Quantification of gas, ash, and sulphate aerosols in volcanic plumes from open path Fourier transform infrared (OP-FTIR) emission measurements at Stromboli volcano, Italy

Abstract

Field-portable Open Path Fourier Transform Infrared (OP-FTIR) spectrometers can be used to remotely measure the composition of volcanic plumes using absorption spectroscopy, providing invaluable data on total gas emissions. Quantifying the temporal evolution of gas compositions during an eruption helps develop models of volcanic processes and aids in eruption forecasting. Absorption measurements require a viewing geometry which aligns infrared source, plume, and instrument, which can be challenging. Here, we present a fast retrieval algorithm to estimate quantities of gas, ash and sulphate aerosols from thermal emission OP-FTIR measurements, and the results from two pilot campaigns on Stromboli volcano in Italy in 2019 and 2021. We validate the method by comparing time series of SO2 slant column densities retrieved using our method with those obtained from a conventional UV spectrometer, demonstrating that the two methods generally agree to within a factor of 2. The algorithm correctly identifies ash-rich plumes and gas bursts associated with explosions and quantifies the mass column densities and particle sizes of ash and sulphate aerosols (SA) in the plume. We compare the ash sizes retrieved using our method with the particle size distribution (PSD) of an ash sample collected during the period of measurements in 2019 by flying a Remotely Piloted Aircraft System into the path of a drifting ash plume and find that both modes of the bimodal PSD (a fine fraction with diameter around 5–10 μm and a coarse fraction around 65 μm) are identified within our datasets at different times.
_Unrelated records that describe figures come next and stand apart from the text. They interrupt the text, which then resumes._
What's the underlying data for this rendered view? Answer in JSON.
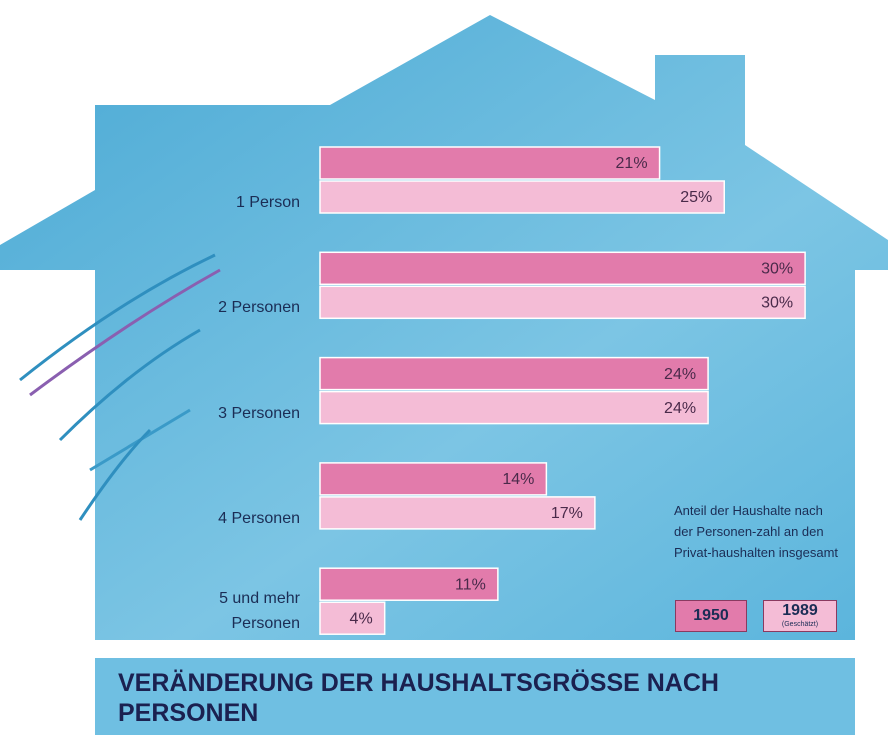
{
  "chart_data": {
    "type": "bar",
    "orientation": "horizontal",
    "title": "VERÄNDERUNG DER HAUSHALTSGRÖSSE NACH PERSONEN",
    "categories": [
      "1 Person",
      "2 Personen",
      "3 Personen",
      "4 Personen",
      "5 und mehr Personen"
    ],
    "series": [
      {
        "name": "1950",
        "color": "#e27bab",
        "values": [
          21,
          30,
          24,
          14,
          11
        ],
        "value_labels": [
          "21%",
          "30%",
          "24%",
          "14%",
          "11%"
        ]
      },
      {
        "name": "1989",
        "note": "(Geschätzt)",
        "color": "#f4bcd6",
        "values": [
          25,
          30,
          24,
          17,
          4
        ],
        "value_labels": [
          "25%",
          "30%",
          "24%",
          "17%",
          "4%"
        ]
      }
    ],
    "annotation": "Anteil der Haushalte nach der Personen-zahl an den Privat-haushalten insgesamt"
  }
}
We measure a decrease in the retrieved ash particle size with distance downwind, consistent with settling of larger particles, which we also observed visually. We measure a decrease in the SO2/SA ratio as the plume travels downwind, coupled with an increase in measured SA particle size (range 2–6 μm), suggesting rapid hygroscopic particle growth and/or SO2 oxidation. We propose that infrared emission spectroscopy can be used to examine physical and chemical changes during plume transport and opens the possibility of remote night-time monitoring of volcanic plume emissions. These ground-based analyses may also aid the refinement of satellite-based aerosol retrievals.